The President is spending all his energy opposing his health advisers’ calls for tougher measures, sparking one of his colleagues to admit behind closed doors: “The President has become an epidemiologist.
“He looks at all the studies as soon as they are published.
“So much so that sometimes the President can bring up one that the experts in front of him have not even read.”
The French leader is also regularly challenging his own Health Secretary Olivier Veran, who is a medical doctor, as well as all the scientists advising his cabinet, the colleague claimed.
Richard Ferrand, head of Macron’s LREM party (The Republic On The Move) said: “He looks for what’s new every day so as not to miss a thing.
“One day, he will be able to run for the immunology aggregation [France’s highest public examination in the subject].”
The French leader will address his nation at 8pm this evening to announce new measures.
“But the reality is, we still have a bit of leeway.
“We’re still not at 50,000 contaminations a day, that’s where we contained the second time.”
The number of patients in intensive care breached 5,000 on Tuesday, the highest number this year and exceeding the peak hit during a six-week-long lockdown in the autumn. Thousands of school classes have been closed down.
France faces having to tighten measures just as neighbouring Britain slowly emerges from a lockdown imposed in early January.
Mr Macron had hoped France’s COVID-19 vaccine campaign would reduce the numbers falling gravely ill. But the vaccine rollout is only now finding its stride three months after it began, with just 12 percent of the population inoculated.
Gilbert Deray, a senior clinician at the Pitie-Salpeterie hospital in Paris told Europe 1 radio: “What we needed earlier was a strict lockdown and huge vaccination drive, but it’s still not too late.”
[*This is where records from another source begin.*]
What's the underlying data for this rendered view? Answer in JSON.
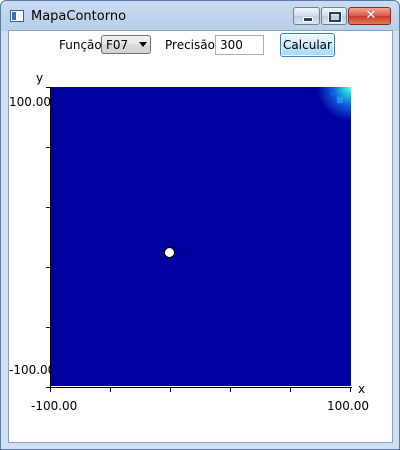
{
  "window": {
    "title": "MapaContorno",
    "close_glyph": "✕"
  },
  "controls": {
    "function_label": "Função",
    "function_value": "F07",
    "precision_label": "Precisão",
    "precision_value": "300",
    "calculate_label": "Calcular"
  },
  "plot": {
    "y_axis_label": "y",
    "x_axis_label": "x",
    "y_max_label": "100.00",
    "y_min_label": "-100.00",
    "x_min_label": "-100.00",
    "x_max_label": "100.00",
    "background_color": "#0000a0",
    "highlight_color": "#7fffd4"
  }
}
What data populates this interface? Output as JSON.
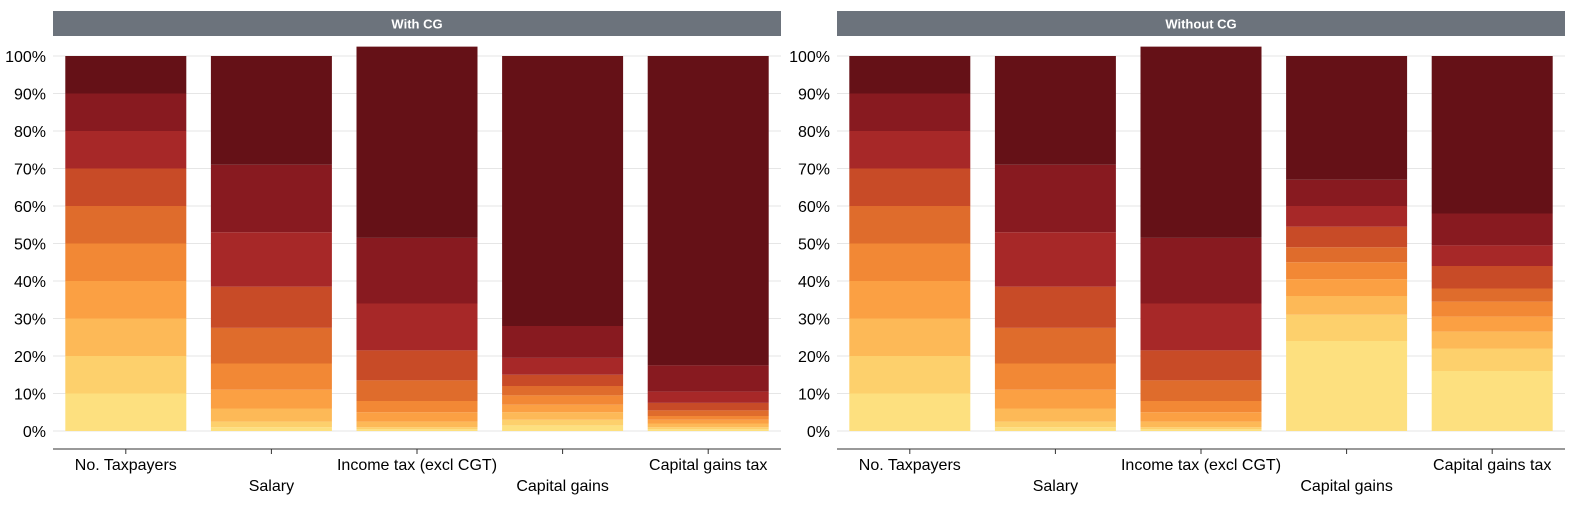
{
  "colors": {
    "strip_bg": "#6c737c",
    "strip_text": "#ffffff",
    "grid": "#e6e6e6",
    "axis": "#333333",
    "decile_colors": [
      "#fde07f",
      "#fdd06c",
      "#fdb957",
      "#fba043",
      "#f28835",
      "#df6c2c",
      "#c84b27",
      "#a72828",
      "#881a20",
      "#651117"
    ]
  },
  "chart_data": [
    {
      "type": "bar",
      "stacked": true,
      "title": "With CG",
      "categories": [
        "No. Taxpayers",
        "Salary",
        "Income tax (excl CGT)",
        "Capital gains",
        "Capital gains tax"
      ],
      "yticks": [
        "0%",
        "10%",
        "20%",
        "30%",
        "40%",
        "50%",
        "60%",
        "70%",
        "80%",
        "90%",
        "100%"
      ],
      "ylim": [
        0,
        100
      ],
      "grid": true,
      "series": [
        {
          "values": [
            10,
            1,
            0.5,
            1.5,
            0.5
          ]
        },
        {
          "values": [
            10,
            1.5,
            0.5,
            1.5,
            0.5
          ]
        },
        {
          "values": [
            10,
            3.5,
            1.5,
            2,
            1
          ]
        },
        {
          "values": [
            10,
            5,
            2.5,
            2,
            1
          ]
        },
        {
          "values": [
            10,
            7,
            3,
            2.5,
            1
          ]
        },
        {
          "values": [
            10,
            9.5,
            5.5,
            2.5,
            1.5
          ]
        },
        {
          "values": [
            10,
            11,
            8,
            3,
            2
          ]
        },
        {
          "values": [
            10,
            14.5,
            12.5,
            4.5,
            3
          ]
        },
        {
          "values": [
            10,
            18,
            17.5,
            8.5,
            7
          ]
        },
        {
          "values": [
            10,
            29,
            51,
            72,
            82.5
          ]
        }
      ]
    },
    {
      "type": "bar",
      "stacked": true,
      "title": "Without CG",
      "categories": [
        "No. Taxpayers",
        "Salary",
        "Income tax (excl CGT)",
        "Capital gains",
        "Capital gains tax"
      ],
      "yticks": [
        "0%",
        "10%",
        "20%",
        "30%",
        "40%",
        "50%",
        "60%",
        "70%",
        "80%",
        "90%",
        "100%"
      ],
      "ylim": [
        0,
        100
      ],
      "grid": true,
      "series": [
        {
          "values": [
            10,
            1,
            0.5,
            24,
            16
          ]
        },
        {
          "values": [
            10,
            1.5,
            0.5,
            7,
            6
          ]
        },
        {
          "values": [
            10,
            3.5,
            1.5,
            5,
            4.5
          ]
        },
        {
          "values": [
            10,
            5,
            2.5,
            4.5,
            4
          ]
        },
        {
          "values": [
            10,
            7,
            3,
            4.5,
            4
          ]
        },
        {
          "values": [
            10,
            9.5,
            5.5,
            4,
            3.5
          ]
        },
        {
          "values": [
            10,
            11,
            8,
            5.5,
            6
          ]
        },
        {
          "values": [
            10,
            14.5,
            12.5,
            5.5,
            5.5
          ]
        },
        {
          "values": [
            10,
            18,
            17.5,
            7,
            8.5
          ]
        },
        {
          "values": [
            10,
            29,
            51,
            33,
            42
          ]
        }
      ]
    }
  ]
}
France used medical evacuations to ease the load on overwhelmed hospitals during the first two waves of the epidemic but there has been more resistance from families in recent weeks.
A government source said the evacuations under discussion would not require family consent.
Paris mayor Anne Hidalgo told BFM TV that schools should be closed.
Ten days ago, the government closed non-essential stores and limited people’s movements in Paris and other regions ravaged by the virus.
Mobility data analysed by Reuters showed those measures were having markedly less impact than prior lockdowns.